Tatort 2/23

Das grüne Gewissen

Gesucht wird wieder ein Bauwerk, das eine besondere Rolle in der Architekturgeschichte der zweiten Hälfte des 20. Jahrhunderts spielt oder gespielt hat – sei es durch eine besondere Eigenschaft, eine ungewöhnliche Geschichte oder eine spezifische Merkwürdigkeit. Lösungsvorschläge können per E-Mail (redaktion[at]die-architekt.net) eingereicht werden. Zu gewinnen gibt es wie immer ein Buch. Einsendeschluss ist der 21. Mai 2023.

Wir befinden uns in einer Gegend, die vor allem für wegweisende archäologische Ausgrabungen bekannt ist. Diese sind für den Tatort nur insofern relevant, als er den Fundort in seinem – halboffiziellen – Namen trägt. Die Stadt selbst wird von den zwei Großstädten überstrahlt, die sie in Ost und West gleichsam flankieren. Dabei ist sie die frühere Gründung und zählt zu den ältesten Gemeinden der Region, wobei von der mittelalterlichen Bausubstanz beim großangelegten Umbau der Innenstadt in den 1960er-Jahren viel verloren ging. Damals wichen kleinere Parzellen weitläufigeren Bauten. Etwa eine Dekade später wurde ein alter Milchhof niedergelegt, an dessen Stelle schließlich der Tatort trat.

Foto: Im Fokus (CC BY-SA 4.0)

Das Baugelände direkt am Rande der Altstadt war nicht ohne Herausforderung: Reichlich sechs Meter Höhendifferenz sind auf dem Grundstück zu überbrücken. Für das Mehrzweckgebäude ist das aber möglicherweise eher Segen als Fluch – mehrere abgestufte Volumen überspielen das Gefälle, geben sich auf der Vorderseite als Flachbau, rückwärtig monumental und fügen sich hier wie da gut in die Umgebung. Zugleich tragen sie der Vielzahl an Funktionen Rechnung. Auf etwa 8.000 Quadratmetern finden oder fanden sich Gastronomie, Bibliothek, Kegelbahn sowie große und kleine Veranstaltungsräume. Über all das legt sich ein Gewand intensiver Farbigkeit: Der Ortbeton ist mit grüngestrichenen Fassadenpaneelen verkleidet. Die bewegte Kubatur knickt allenthalben ab und verspringt, das Dach kragt vielerorts wie ein überdimensioniertes Gesims vor die Flucht. Diese abgeschrägten Köpfe sind technisch bedingt: In ihnen ankert das Tragwerk. So konträr heute die Meinungen auch über diese Architektur ausfallen mögen: Sie ist mittlerweile – die Entscheidung fiel 2019 – als zeittypisch denkmalgeschützt.

Dieser Schutzstatus allein hilft indes nicht, sie zu bewahren.
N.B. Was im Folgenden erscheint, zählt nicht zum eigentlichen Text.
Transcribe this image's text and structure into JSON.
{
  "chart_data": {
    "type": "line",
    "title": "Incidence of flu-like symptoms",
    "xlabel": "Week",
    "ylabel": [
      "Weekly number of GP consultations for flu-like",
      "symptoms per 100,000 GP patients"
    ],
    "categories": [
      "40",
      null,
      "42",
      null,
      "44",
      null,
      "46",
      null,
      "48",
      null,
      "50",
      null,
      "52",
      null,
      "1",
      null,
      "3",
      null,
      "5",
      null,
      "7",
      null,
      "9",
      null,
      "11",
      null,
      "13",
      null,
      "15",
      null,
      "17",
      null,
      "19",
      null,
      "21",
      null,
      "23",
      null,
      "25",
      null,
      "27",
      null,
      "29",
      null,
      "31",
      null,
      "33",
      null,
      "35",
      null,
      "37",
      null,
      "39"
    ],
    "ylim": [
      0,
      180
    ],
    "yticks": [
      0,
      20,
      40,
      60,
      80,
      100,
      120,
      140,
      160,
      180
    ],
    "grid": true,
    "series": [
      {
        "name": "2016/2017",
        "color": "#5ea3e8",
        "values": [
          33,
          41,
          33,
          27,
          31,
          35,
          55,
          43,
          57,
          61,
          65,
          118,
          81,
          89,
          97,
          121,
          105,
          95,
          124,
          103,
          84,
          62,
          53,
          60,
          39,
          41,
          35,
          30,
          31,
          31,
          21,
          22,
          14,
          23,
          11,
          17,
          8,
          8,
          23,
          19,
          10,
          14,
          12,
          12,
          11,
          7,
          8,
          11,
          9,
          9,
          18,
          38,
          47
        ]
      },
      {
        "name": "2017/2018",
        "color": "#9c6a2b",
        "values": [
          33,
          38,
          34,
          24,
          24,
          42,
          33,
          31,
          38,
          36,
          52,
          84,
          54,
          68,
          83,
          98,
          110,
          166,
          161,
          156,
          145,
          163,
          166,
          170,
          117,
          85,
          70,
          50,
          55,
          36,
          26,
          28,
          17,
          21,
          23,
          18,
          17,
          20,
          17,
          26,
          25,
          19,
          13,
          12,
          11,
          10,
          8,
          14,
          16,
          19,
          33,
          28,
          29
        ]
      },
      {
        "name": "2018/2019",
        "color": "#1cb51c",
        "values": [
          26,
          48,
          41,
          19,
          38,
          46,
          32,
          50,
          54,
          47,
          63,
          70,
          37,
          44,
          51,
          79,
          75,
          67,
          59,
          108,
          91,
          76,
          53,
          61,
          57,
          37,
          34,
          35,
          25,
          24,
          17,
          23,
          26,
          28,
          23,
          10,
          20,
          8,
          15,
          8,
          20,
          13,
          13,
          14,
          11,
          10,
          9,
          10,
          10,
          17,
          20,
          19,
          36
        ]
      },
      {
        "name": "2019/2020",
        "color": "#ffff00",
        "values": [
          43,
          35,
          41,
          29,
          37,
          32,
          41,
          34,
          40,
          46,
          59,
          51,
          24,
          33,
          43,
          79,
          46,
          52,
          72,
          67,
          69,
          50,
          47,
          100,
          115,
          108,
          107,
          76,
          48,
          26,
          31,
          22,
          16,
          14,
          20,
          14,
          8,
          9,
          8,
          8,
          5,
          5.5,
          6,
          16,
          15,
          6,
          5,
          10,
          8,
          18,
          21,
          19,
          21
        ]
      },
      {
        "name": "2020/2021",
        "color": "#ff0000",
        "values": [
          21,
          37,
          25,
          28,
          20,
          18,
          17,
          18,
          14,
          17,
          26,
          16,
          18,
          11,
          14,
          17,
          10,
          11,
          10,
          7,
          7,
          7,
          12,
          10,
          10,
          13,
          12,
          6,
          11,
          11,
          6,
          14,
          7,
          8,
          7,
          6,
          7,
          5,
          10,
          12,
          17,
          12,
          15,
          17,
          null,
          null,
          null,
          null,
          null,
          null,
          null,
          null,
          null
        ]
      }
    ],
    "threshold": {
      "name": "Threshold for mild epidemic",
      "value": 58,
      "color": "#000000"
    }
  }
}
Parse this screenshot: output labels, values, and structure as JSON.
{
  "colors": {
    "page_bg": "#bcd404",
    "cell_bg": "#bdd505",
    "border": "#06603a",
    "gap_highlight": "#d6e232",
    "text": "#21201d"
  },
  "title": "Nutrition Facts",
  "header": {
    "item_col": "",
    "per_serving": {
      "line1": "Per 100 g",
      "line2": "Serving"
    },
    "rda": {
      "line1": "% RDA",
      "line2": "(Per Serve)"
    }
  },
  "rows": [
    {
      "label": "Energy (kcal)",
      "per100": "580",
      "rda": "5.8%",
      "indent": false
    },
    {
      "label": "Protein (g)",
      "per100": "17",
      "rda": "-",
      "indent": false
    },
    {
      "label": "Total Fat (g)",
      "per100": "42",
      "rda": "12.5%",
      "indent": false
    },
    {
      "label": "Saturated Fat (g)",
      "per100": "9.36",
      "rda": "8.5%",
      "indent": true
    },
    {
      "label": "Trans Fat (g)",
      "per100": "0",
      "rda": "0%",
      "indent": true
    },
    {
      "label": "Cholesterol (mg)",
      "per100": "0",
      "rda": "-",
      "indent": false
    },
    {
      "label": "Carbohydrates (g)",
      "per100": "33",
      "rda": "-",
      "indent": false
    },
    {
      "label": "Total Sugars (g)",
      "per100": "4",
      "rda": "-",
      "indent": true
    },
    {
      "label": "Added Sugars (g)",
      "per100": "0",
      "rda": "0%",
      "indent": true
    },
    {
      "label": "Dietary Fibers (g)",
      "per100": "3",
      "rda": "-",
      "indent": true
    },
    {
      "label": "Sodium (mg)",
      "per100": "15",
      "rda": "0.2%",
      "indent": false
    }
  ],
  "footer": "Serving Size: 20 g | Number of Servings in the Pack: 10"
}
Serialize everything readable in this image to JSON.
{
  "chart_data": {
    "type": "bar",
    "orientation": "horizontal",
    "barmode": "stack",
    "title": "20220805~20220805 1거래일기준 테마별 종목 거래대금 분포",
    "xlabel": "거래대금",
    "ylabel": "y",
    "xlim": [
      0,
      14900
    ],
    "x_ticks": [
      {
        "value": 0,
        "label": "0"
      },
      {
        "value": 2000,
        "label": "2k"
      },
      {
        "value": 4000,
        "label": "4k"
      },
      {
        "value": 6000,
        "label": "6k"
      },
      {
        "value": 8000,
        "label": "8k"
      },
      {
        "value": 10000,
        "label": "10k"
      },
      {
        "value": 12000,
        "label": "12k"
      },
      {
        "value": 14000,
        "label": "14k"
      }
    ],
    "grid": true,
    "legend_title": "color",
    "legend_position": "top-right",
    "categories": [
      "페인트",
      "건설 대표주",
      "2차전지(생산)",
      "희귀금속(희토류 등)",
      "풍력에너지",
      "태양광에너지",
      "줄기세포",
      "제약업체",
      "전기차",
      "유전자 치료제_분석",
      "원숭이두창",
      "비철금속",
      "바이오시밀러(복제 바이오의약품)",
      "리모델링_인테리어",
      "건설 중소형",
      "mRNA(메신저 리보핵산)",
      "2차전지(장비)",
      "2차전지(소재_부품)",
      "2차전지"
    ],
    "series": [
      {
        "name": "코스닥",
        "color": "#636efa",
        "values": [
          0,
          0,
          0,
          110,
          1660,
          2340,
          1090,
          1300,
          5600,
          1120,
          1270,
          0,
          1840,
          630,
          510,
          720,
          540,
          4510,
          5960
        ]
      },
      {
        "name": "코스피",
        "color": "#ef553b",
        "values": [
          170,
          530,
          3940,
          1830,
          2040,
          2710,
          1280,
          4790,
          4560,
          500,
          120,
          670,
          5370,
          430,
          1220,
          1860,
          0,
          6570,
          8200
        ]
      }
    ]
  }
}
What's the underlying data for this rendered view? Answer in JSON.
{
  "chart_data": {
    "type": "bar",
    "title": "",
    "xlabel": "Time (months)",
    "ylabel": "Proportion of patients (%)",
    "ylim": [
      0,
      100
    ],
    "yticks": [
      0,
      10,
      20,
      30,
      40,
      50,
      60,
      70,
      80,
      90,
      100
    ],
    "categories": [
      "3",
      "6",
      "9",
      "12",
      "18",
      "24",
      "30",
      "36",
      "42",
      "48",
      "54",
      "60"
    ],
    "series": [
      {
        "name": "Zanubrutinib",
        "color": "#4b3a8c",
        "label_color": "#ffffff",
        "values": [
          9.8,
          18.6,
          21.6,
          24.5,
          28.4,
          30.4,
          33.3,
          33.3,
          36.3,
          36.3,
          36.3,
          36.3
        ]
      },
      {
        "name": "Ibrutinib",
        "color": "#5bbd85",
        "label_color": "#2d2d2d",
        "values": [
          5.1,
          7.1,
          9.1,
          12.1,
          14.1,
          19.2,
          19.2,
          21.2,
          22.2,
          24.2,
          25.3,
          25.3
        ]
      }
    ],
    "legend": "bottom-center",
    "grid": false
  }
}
Die Jahre als kulturelles Zentrum scheinen gezählt – die Stadt hatte ohnehin vor, das Grundstück neu zu entwickeln; dass wegen der Pandemie der Betrieb zum Erliegen kam, spielt ihr dabei in die Karten. Zumal die Sanierungskosten, infolge jahrelang versäumter Instandsetzung, erheblich sind. Der Abbruch folgt dabei einem größeren Plan: Abermals wird die Innenstadt umgebaut und abermals geht das auf Kosten (diesmal nicht ganz so) alter Bausubstanz. Derzeit lädt eine Petition zum Widerstand ein, die, womöglich auch unter Berücksichtigung der auseinandergehenden Geschmäcker, weniger auf die gestalterische Bravour abhebt, als vielmehr auf die immensen Umweltschäden bei Abriss und Neubau.
Theresa Jeroch

Bei dem Tatort aus Heft 1 / 2023 handelte es sich um das Produktionsgelände des Druckmaschinenherstellers Rotaprint in Berlin Wedding, das 2007 durch die gemeinnützige GmbH ExRotaprint übernommen wurde. Die beschriebenen Bauten wurden von Klaus Kirsten (zum Teil in Zusammenarbeit mit seinem Büropartner Heinz Nather) entworfen und entstanden 1955 bis 1959. Gewinnerin des Buches „Wohnen im Einklang. Strategien zum Bauen im Lärm aus Forschung, Lehre und Praxis“ (Park Books) ist Jana Hoffmann.